A computational study of adhesive properties of bio-inspired surfaces

In this paper, adhesive contact of typical biomimetic surfaces with gecko-inspired groove-like textures and phyllotaxis spirals textured surface were examined. Adhesive interaction was modeled by nonlinear springs obeying a constitute law derived from Lennard-Jones potential. The effects of texture shape, pitch, contact position, texture distribution, Maugis parameter and Tabor parameter on adhesion were thoroughly investigated. It is shown that gecko-inspired groove-like textured surfaces exhibit excellent anti-adhesive properties compared with the flat. However, under certain circumstances surface texture can increase surface adhesion.
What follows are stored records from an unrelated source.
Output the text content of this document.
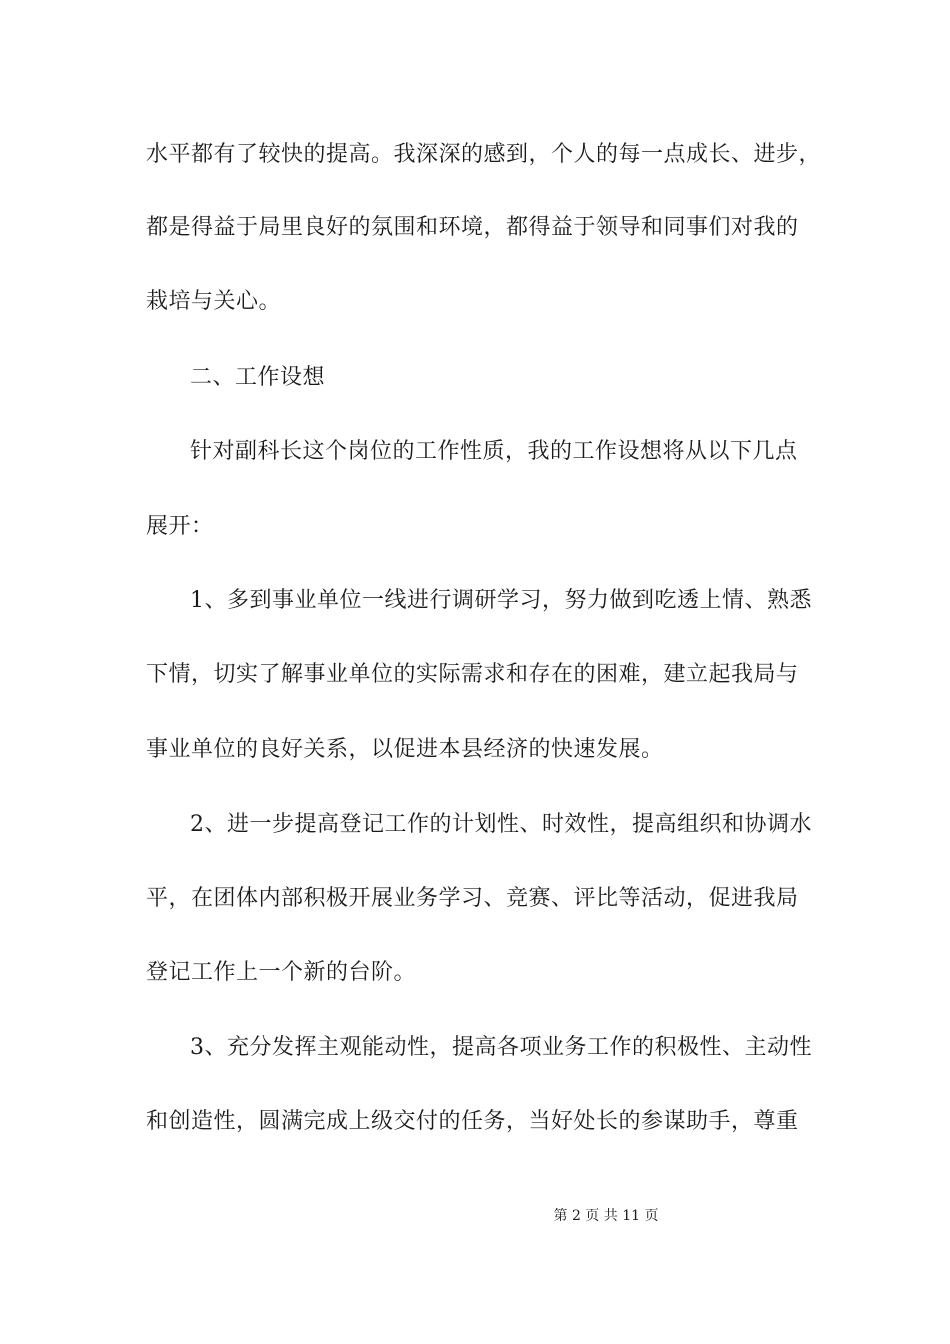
水平都有了较快的提高。我深深的感到，个人的每一点成长、进步，
都是得益于局里良好的氛围和环境，都得益于领导和同事们对我的
栽培与关心。
二、工作设想
针对副科长这个岗位的工作性质，我的工作设想将从以下几点
展开：
1、多到事业单位一线进行调研学习，努力做到吃透上情、熟悉
下情，切实了解事业单位的实际需求和存在的困难，建立起我局与
事业单位的良好关系，以促进本县经济的快速发展。
2、进一步提高登记工作的计划性、时效性，提高组织和协调水
平，在团体内部积极开展业务学习、竞赛、评比等活动，促进我局
登记工作上一个新的台阶。
3、充分发挥主观能动性，提高各项业务工作的积极性、主动性
和创造性，圆满完成上级交付的任务，当好处长的参谋助手，尊重
第 2 页 共 11 页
Moreover, the pull-off force of triangular texture decreases first and then increases with the increase of texture pitch. What's more, contact position has little effect on the pull-off force for rectangular texture, but has great effect on the pull-off force for triangular and semicylindrical textures. It is also found that the pull-off forces of textured surfaces increase with the increase of the Maugis parameter. In addition, the pull-off force of phyllotaxis spirals textured surface depends on contact area and surface gap at pull-off. Furthermore, compared with the flat, the adjusted pull-off force of phyllotaxis spirals textured surface tends to change more slowly with the increase of Tabor parameter. This study can offer guidance for the applications of bio-inspired textured surfaces in adhesion regulation and provide basis for the surface texture design of adhesive contacts.